Inspired by the recent, real-life news headlines of the child grooming rings in the north of England, Emteaz Hussain’s play offers a female take on the fallout, from how an entire community becomes targeted to how women are silenced, and who, when they raise their voices about misogyny, fear being accused of betraying an already beleaguered community. But after laying down the ground for dramatising these promising themes, the play does not do nearly enough to reckon with them.
Zara (Avita Jay) is the mother who has retreated to her kitchen after her son, Raheel (Gurjeet Singh), is wrongly accused of grooming. Her estranged sister, Yasmin (Lena Kaur), drops in just as racist EDL protests are mobilising alongside counter-protests by Muslim men from other areas who have elected themselves leaders and mouthpieces for this community.

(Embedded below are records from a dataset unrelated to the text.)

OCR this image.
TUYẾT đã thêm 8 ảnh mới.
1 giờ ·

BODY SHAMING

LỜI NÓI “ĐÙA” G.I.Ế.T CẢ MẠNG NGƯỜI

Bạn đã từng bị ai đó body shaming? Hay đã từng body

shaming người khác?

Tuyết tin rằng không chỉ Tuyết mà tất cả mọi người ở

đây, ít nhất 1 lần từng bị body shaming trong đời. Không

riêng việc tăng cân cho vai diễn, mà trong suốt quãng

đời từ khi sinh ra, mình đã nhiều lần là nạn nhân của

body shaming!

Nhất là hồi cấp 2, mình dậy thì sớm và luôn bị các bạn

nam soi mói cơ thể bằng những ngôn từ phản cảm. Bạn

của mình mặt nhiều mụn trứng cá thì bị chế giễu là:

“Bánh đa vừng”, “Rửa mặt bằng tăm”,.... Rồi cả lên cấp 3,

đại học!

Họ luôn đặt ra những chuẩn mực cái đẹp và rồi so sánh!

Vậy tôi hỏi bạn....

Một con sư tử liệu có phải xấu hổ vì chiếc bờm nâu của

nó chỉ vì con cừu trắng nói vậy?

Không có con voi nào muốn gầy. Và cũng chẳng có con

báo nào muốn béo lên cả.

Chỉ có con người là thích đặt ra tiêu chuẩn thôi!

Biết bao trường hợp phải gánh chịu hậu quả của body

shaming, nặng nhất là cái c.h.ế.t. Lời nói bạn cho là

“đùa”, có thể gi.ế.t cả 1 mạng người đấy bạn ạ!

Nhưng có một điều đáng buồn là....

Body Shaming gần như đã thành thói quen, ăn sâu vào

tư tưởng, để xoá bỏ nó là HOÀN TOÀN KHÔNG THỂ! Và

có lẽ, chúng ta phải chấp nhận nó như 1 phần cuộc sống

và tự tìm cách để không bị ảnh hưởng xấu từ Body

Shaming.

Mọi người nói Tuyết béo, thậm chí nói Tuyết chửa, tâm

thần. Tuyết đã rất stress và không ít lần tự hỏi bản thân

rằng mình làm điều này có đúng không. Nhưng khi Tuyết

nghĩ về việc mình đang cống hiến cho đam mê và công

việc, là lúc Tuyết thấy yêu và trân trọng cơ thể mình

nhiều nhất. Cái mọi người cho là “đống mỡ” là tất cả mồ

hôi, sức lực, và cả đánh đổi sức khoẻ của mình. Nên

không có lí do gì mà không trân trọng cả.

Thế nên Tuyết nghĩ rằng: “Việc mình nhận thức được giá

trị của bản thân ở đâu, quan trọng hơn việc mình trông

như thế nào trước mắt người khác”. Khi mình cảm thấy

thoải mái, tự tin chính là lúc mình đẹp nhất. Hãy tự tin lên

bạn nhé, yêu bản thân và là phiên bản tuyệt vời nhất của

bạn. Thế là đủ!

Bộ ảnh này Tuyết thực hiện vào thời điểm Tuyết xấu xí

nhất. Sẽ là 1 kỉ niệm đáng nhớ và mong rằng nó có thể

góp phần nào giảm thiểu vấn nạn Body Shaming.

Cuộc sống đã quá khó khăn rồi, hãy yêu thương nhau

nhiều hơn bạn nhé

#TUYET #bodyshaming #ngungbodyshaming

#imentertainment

The family here represents the innocents caught within the hate and hysteria, and it attempts to grapple not only with this central issue but also that of the moral policing by and within this Asian community itself. Questions, too many questions, arise around faith, secular life choices, homophobia, internalised Islamophobia and trial by media as well as misogyny.
The setup itself is promising: the sisters often cook as they talk, and there is the drifting smell of their pizzas baking in the oven. Raheel, when he creeps in, is almost ghost-like in his state of shock and fear. The sisters weave Urdu into English as they speak and have the prickly, push-pull of intimacy and grudge-bearing of siblings while Zara’s daughter, Sofia (Humera Syed), is a fired-up online activist in the making.
But a strangely confusing plot unfolds, with reports of various characters, some named and others simply called uncles or aunts, off-stage. There are phone calls and texts delivering information too, and carrying only one side of the dialogue. The central reveal is truncated and does not create the horror it should. When Jade (Maya Bartley O’Dea), a young white victim of sexual grooming enters, she seems like a functionary, delivering information, and we glean brief, confusing, hints of her story. One side-plot features a gay Muslim man, again off-stage, and it is moving but covered hastily, without the space it deserves, in a phone call.
Under the direction of Esther Richardson, there is much speaking aloud of the themes which in themselves are important ones, very much of our times, but they are waiting to be built upon by the drama.